In many ways, data orchestration technologies are similar to the computing, network, storage, and other technologies that enabled the development of the cloud. In both cases, these technologies make most of the underlying infrastructure (like computing, network, and storage for cloud; edge devices, wireless networks, and cloud APIs for IIoT) not just scalable, but also practically invisible to application developers. So rather than focusing on building and managing infrastructure, companies can instead focus on how their application collects, analyzes, and acts on application data.

Accelerating Industrial Data-Driven Transformation

For too long, industrial companies have had to sit back and watch as companies in other markets used cloud and other digital technologies to transform the way they did business. For these companies, the bridge between the cloud-based IT systems and users’ smart phones, laptops, and other endpoints came to them practically pre-built. They could focus all of their efforts on creating applications that would collect and use the data that would allow them to cross it.

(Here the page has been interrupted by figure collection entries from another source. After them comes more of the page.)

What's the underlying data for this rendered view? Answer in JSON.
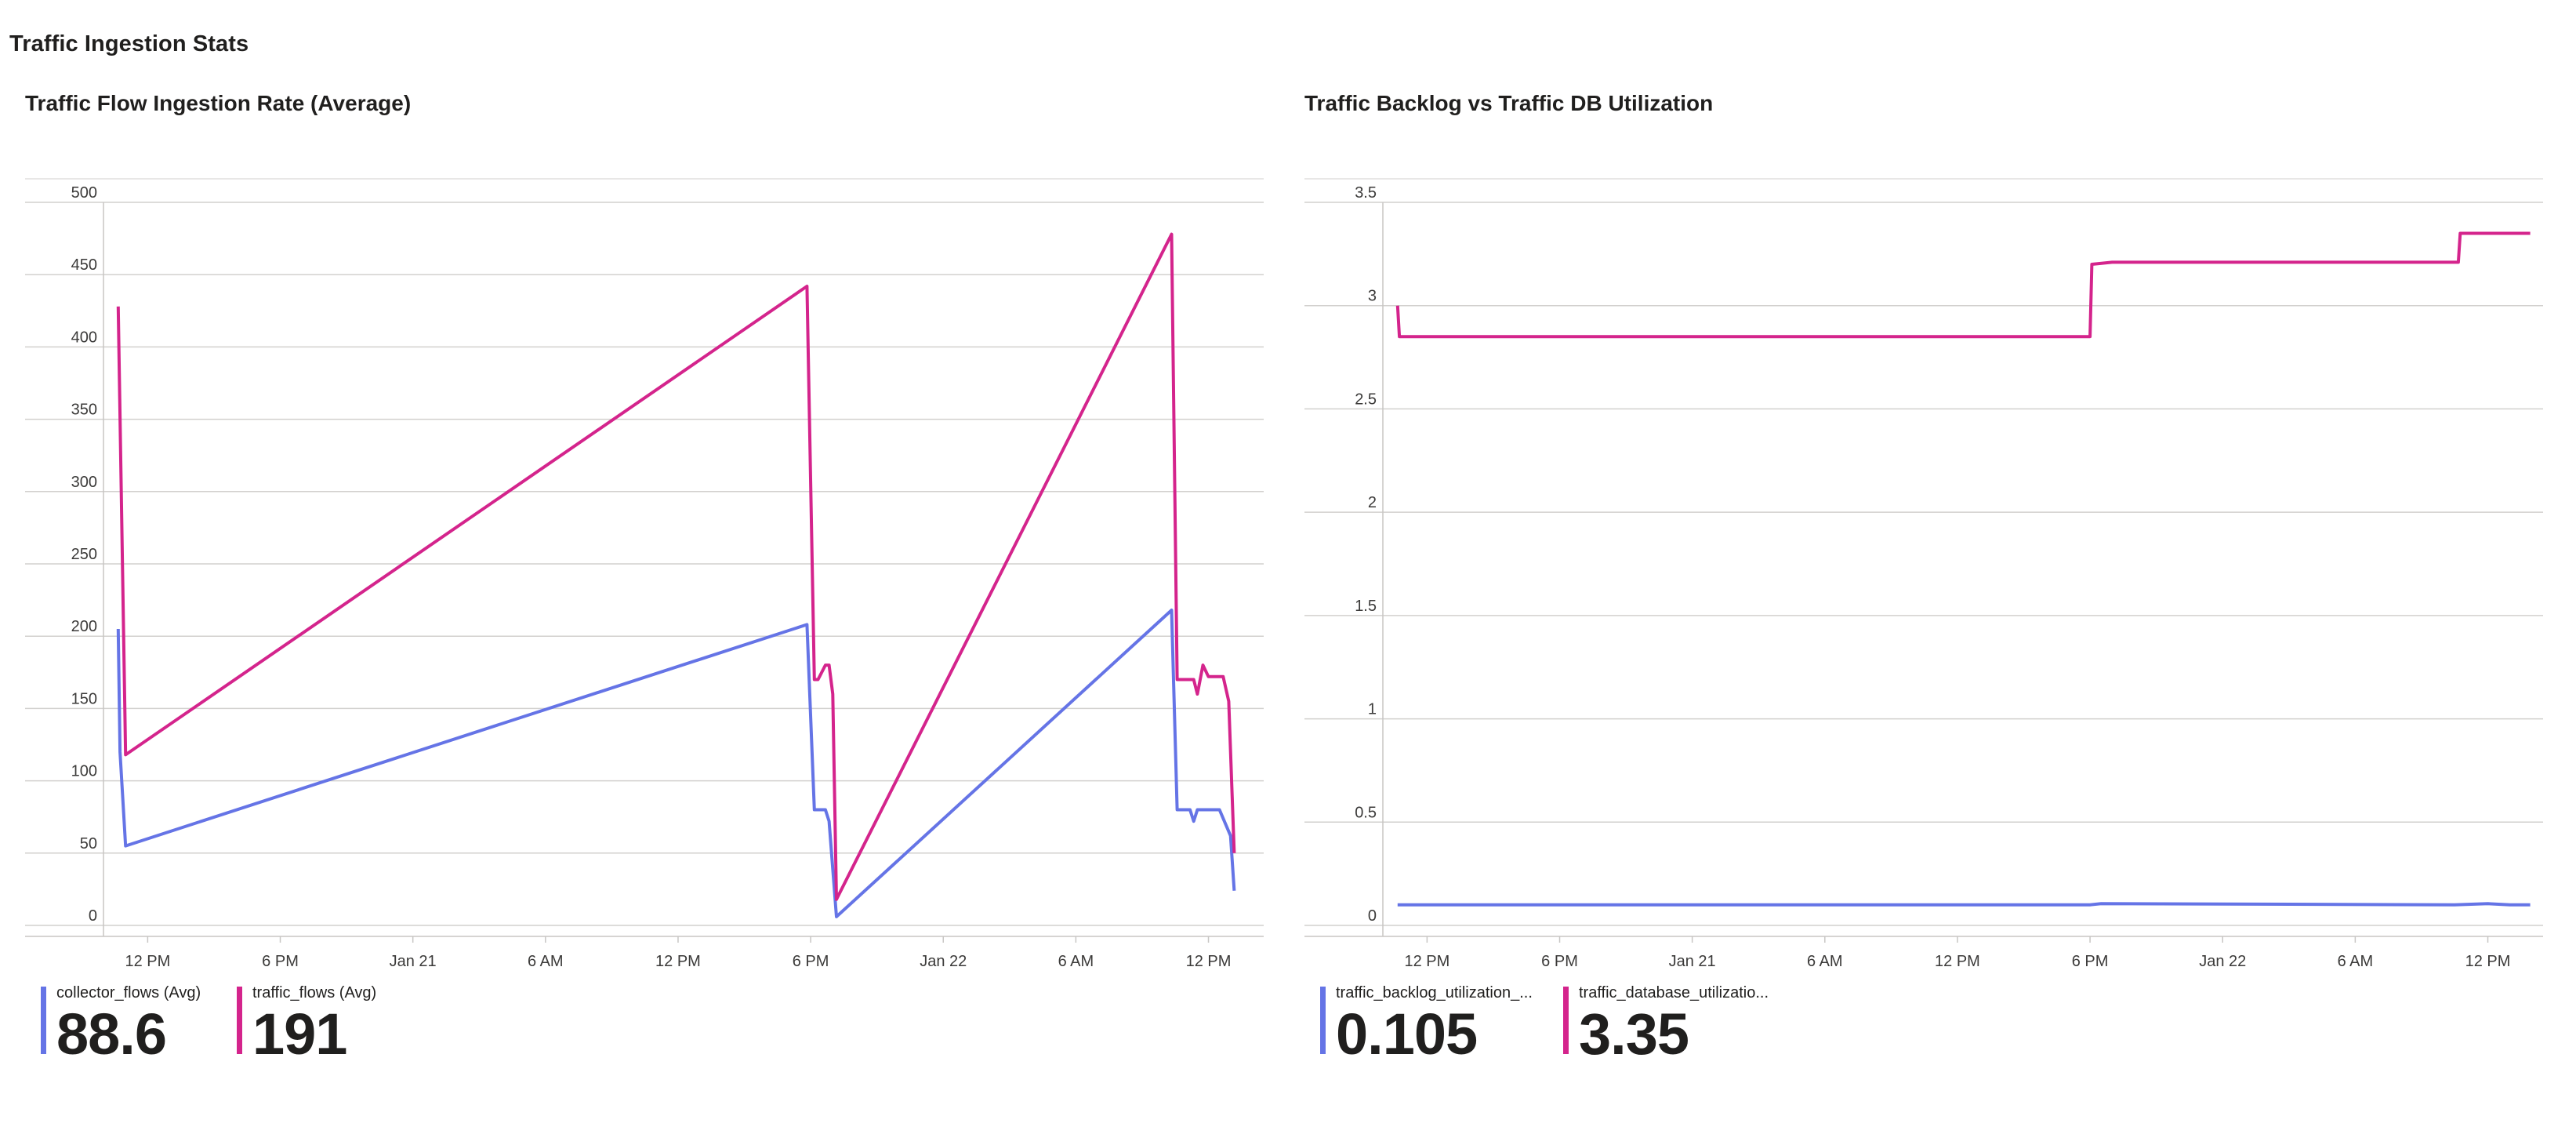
{
  "page": {
    "title": "Traffic Ingestion Stats"
  },
  "colors": {
    "blue": "#6574e6",
    "magenta": "#d4248c",
    "grid": "#d2d0ce",
    "axis": "#c8c6c4"
  },
  "chart_data": [
    {
      "type": "line",
      "title": "Traffic Flow Ingestion Rate (Average)",
      "xlabel": "",
      "ylabel": "",
      "xlim": [
        "2024-01-20T10:00",
        "2024-01-22T14:30"
      ],
      "ylim": [
        0,
        500
      ],
      "yticks": [
        "0",
        "50",
        "100",
        "150",
        "200",
        "250",
        "300",
        "350",
        "400",
        "450",
        "500"
      ],
      "xticks": [
        {
          "t": "2024-01-20T12:00",
          "label": "12 PM"
        },
        {
          "t": "2024-01-20T18:00",
          "label": "6 PM"
        },
        {
          "t": "2024-01-21T00:00",
          "label": "Jan 21"
        },
        {
          "t": "2024-01-21T06:00",
          "label": "6 AM"
        },
        {
          "t": "2024-01-21T12:00",
          "label": "12 PM"
        },
        {
          "t": "2024-01-21T18:00",
          "label": "6 PM"
        },
        {
          "t": "2024-01-22T00:00",
          "label": "Jan 22"
        },
        {
          "t": "2024-01-22T06:00",
          "label": "6 AM"
        },
        {
          "t": "2024-01-22T12:00",
          "label": "12 PM"
        }
      ],
      "grid": true,
      "legend_position": "bottom-left",
      "series": [
        {
          "name": "collector_flows (Avg)",
          "color": "#6574e6",
          "summary": "88.6",
          "points": [
            [
              "2024-01-20T10:40",
              205
            ],
            [
              "2024-01-20T10:45",
              120
            ],
            [
              "2024-01-20T11:00",
              55
            ],
            [
              "2024-01-21T17:50",
              208
            ],
            [
              "2024-01-21T18:10",
              80
            ],
            [
              "2024-01-21T18:40",
              80
            ],
            [
              "2024-01-21T18:50",
              72
            ],
            [
              "2024-01-21T19:10",
              6
            ],
            [
              "2024-01-22T10:20",
              218
            ],
            [
              "2024-01-22T10:35",
              80
            ],
            [
              "2024-01-22T11:10",
              80
            ],
            [
              "2024-01-22T11:20",
              72
            ],
            [
              "2024-01-22T11:30",
              80
            ],
            [
              "2024-01-22T12:30",
              80
            ],
            [
              "2024-01-22T13:00",
              62
            ],
            [
              "2024-01-22T13:10",
              24
            ]
          ]
        },
        {
          "name": "traffic_flows (Avg)",
          "color": "#d4248c",
          "summary": "191",
          "points": [
            [
              "2024-01-20T10:40",
              428
            ],
            [
              "2024-01-20T11:00",
              118
            ],
            [
              "2024-01-21T17:50",
              442
            ],
            [
              "2024-01-21T18:10",
              170
            ],
            [
              "2024-01-21T18:20",
              170
            ],
            [
              "2024-01-21T18:40",
              180
            ],
            [
              "2024-01-21T18:50",
              180
            ],
            [
              "2024-01-21T19:00",
              160
            ],
            [
              "2024-01-21T19:10",
              18
            ],
            [
              "2024-01-22T10:20",
              478
            ],
            [
              "2024-01-22T10:35",
              170
            ],
            [
              "2024-01-22T11:20",
              170
            ],
            [
              "2024-01-22T11:30",
              160
            ],
            [
              "2024-01-22T11:45",
              180
            ],
            [
              "2024-01-22T12:00",
              172
            ],
            [
              "2024-01-22T12:40",
              172
            ],
            [
              "2024-01-22T12:55",
              155
            ],
            [
              "2024-01-22T13:10",
              50
            ]
          ]
        }
      ]
    },
    {
      "type": "line",
      "title": "Traffic Backlog vs Traffic DB Utilization",
      "xlabel": "",
      "ylabel": "",
      "xlim": [
        "2024-01-20T10:00",
        "2024-01-22T14:30"
      ],
      "ylim": [
        0,
        3.5
      ],
      "yticks": [
        "0",
        "0.5",
        "1",
        "1.5",
        "2",
        "2.5",
        "3",
        "3.5"
      ],
      "xticks": [
        {
          "t": "2024-01-20T12:00",
          "label": "12 PM"
        },
        {
          "t": "2024-01-20T18:00",
          "label": "6 PM"
        },
        {
          "t": "2024-01-21T00:00",
          "label": "Jan 21"
        },
        {
          "t": "2024-01-21T06:00",
          "label": "6 AM"
        },
        {
          "t": "2024-01-21T12:00",
          "label": "12 PM"
        },
        {
          "t": "2024-01-21T18:00",
          "label": "6 PM"
        },
        {
          "t": "2024-01-22T00:00",
          "label": "Jan 22"
        },
        {
          "t": "2024-01-22T06:00",
          "label": "6 AM"
        },
        {
          "t": "2024-01-22T12:00",
          "label": "12 PM"
        }
      ],
      "grid": true,
      "legend_position": "bottom-left",
      "series": [
        {
          "name": "traffic_backlog_utilization_...",
          "color": "#6574e6",
          "summary": "0.105",
          "points": [
            [
              "2024-01-20T10:40",
              0.1
            ],
            [
              "2024-01-21T18:00",
              0.1
            ],
            [
              "2024-01-21T18:30",
              0.105
            ],
            [
              "2024-01-22T10:30",
              0.1
            ],
            [
              "2024-01-22T12:00",
              0.105
            ],
            [
              "2024-01-22T13:00",
              0.1
            ],
            [
              "2024-01-22T13:55",
              0.1
            ]
          ]
        },
        {
          "name": "traffic_database_utilizatio...",
          "color": "#d4248c",
          "summary": "3.35",
          "points": [
            [
              "2024-01-20T10:40",
              3.0
            ],
            [
              "2024-01-20T10:45",
              2.85
            ],
            [
              "2024-01-21T18:00",
              2.85
            ],
            [
              "2024-01-21T18:05",
              3.2
            ],
            [
              "2024-01-21T19:00",
              3.21
            ],
            [
              "2024-01-22T10:00",
              3.21
            ],
            [
              "2024-01-22T10:40",
              3.21
            ],
            [
              "2024-01-22T10:45",
              3.35
            ],
            [
              "2024-01-22T13:55",
              3.35
            ]
          ]
        }
      ]
    }
  ]
}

Industrial companies, on the other hand, found themselves having to collect, tie together, and manage edge devices, wireless networks, and cloud APIs if they hoped to bridge the gap that separated their OT equipment from cloud-based IT systems. Some, after investing a lot of time and effort, managed to cobble together a bridge, leaving few resources to invest in building applications to get the right OT data to the right IT systems. Others built a bridge able to work as a proof of concept, but not able to support a commercialized application connected to thousands of industrial assets around the world. Many companies found they lacked the expertise to build infrastructure that could bridge the gap between their OT and IT at all. Now, with data orchestration technologies, all these companies no longer have to build the IoT infrastructure they need to connect industrial OT equipment to cloud-based IT systems themselves.

The OT to IT bridge is here. With it, expect The Fourth Industrial Revolution to finally break out as industrial companies race to build transformative new IIoT applications that cross it.